Browse the Telemetry that Firefox collects
The Mozilla Firefox web browser, like the majority of browsers available today, collects Telemetry data which Mozilla introduced in Firefox 7 in 2011,
Mozilla notes on its official Mozilla Wiki site that Telemetry is "helpful for Mozilla's engineers and decision-makers" as it is used to "measure how Firefox behaves in the real world".
Telemetry provides Mozilla with "performance and usage info". Firefox collects only "non-personal information" such as "performance, hardware, usage, and customizations" according to Mozilla.
Mozilla is more open about the Telemetry that it collects. Anyone may open the Telemetry portal to check out some of the data. The Firefox Public Data Report for example provides a weekly view of activity, behavior, and hardware configurations of Firefox users.
Firefox users who want to know more about the Telemetry that Mozilla collects on their own devices can open about:telemetry to find out about that.
The data that is presented to you on the page depends on a number of factors including the Firefox channel and the Telemetry settings in Firefox.
Firefox Stable users should see a listing similar to the one on the screenshot above. The sidebar lists different data sections such as Environment Data, Session Information, or Raw JSON.
Here is a quick overview of what that data:
- General Data -- Application specific data, e.g. Firefox version and architecture, and an ID.
- Environment Data -- Expands into different subsections such as Addons, Experiments, or Settings.
- Build -- Similar to General Data.
- Partner -- Partner information, e.g. distributor or partnerNames if available.

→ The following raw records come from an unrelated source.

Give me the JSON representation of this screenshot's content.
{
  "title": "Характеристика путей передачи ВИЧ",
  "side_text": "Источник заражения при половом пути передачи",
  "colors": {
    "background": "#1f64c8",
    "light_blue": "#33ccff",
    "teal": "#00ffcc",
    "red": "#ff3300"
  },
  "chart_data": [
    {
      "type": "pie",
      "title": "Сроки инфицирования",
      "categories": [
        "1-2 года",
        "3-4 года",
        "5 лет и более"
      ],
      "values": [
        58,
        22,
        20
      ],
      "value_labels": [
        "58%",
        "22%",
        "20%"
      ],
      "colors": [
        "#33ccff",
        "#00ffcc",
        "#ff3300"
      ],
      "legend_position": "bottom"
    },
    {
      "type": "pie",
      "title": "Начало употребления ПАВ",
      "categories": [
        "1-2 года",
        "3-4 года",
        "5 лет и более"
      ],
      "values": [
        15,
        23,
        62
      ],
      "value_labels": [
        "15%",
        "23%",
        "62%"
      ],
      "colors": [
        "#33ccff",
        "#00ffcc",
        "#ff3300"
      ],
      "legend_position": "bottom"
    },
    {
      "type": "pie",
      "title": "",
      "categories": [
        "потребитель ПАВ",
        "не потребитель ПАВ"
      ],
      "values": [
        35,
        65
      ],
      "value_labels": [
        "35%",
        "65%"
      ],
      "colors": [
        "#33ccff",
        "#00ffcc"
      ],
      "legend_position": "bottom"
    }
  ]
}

- System -- Detailed information about the system. Mostly hardware, e.g. available memory, CPU features, caches, graphics adapter and capabilities but also operating system and version.
- Settings -- Some settings including default search engine, some about:config preferences, languages.
- Profile -- Creation Date.
- Experiments -- Experiments, often staged rollouts and their value (state).
- Addons -- All addons, themes, and plugins and information about each (including system add-ons).
- Session Information -- Details about the active session including its length, ID, active add-ons.
- Scalars -- Important counters and settings (scalars track a single value), e.g. first paint timestamp, whether the startup is cold, or the startup profile selection reason.
- Keyed Scalars -- See scalars.
- Histograms -- Various histograms (numeric measurements), e.g. measurements for extension startups, caches, performance of various subsystems and more.
- Keyed Histograms -- See Histograms.
- Events -- Data provided in an event-oriented format (usually empty).
- Simple Measurements -- Performance related information, e..g how long it took to restore a session or until first paint.
- Raw JSON -- All data as a JSON file that can be exported and filtered.
Currently in Nightly (additionally)
- Add-on Details -- Add-on IDs and details (where the add-on is installed and how it was installed).
- Late Writes -- unclear.
Mozilla is very open about the Telemetry that it collects and that is a good thing (Microsoft made a u-Turn in regards to Telemetry on the company's Windows 10 operating system as well). Firefox users may furthermore disable Telemetry in the browser to prevent that Telemetry data is sent to Mozilla (read here why it may not be a good idea to do so under certain circumstances).
Mozilla revealed this month that it will introduce a feature in Firefox that enables users of the browser to delete all stored Telemetry (instead of Telemetry being deleted automatically by Mozilla).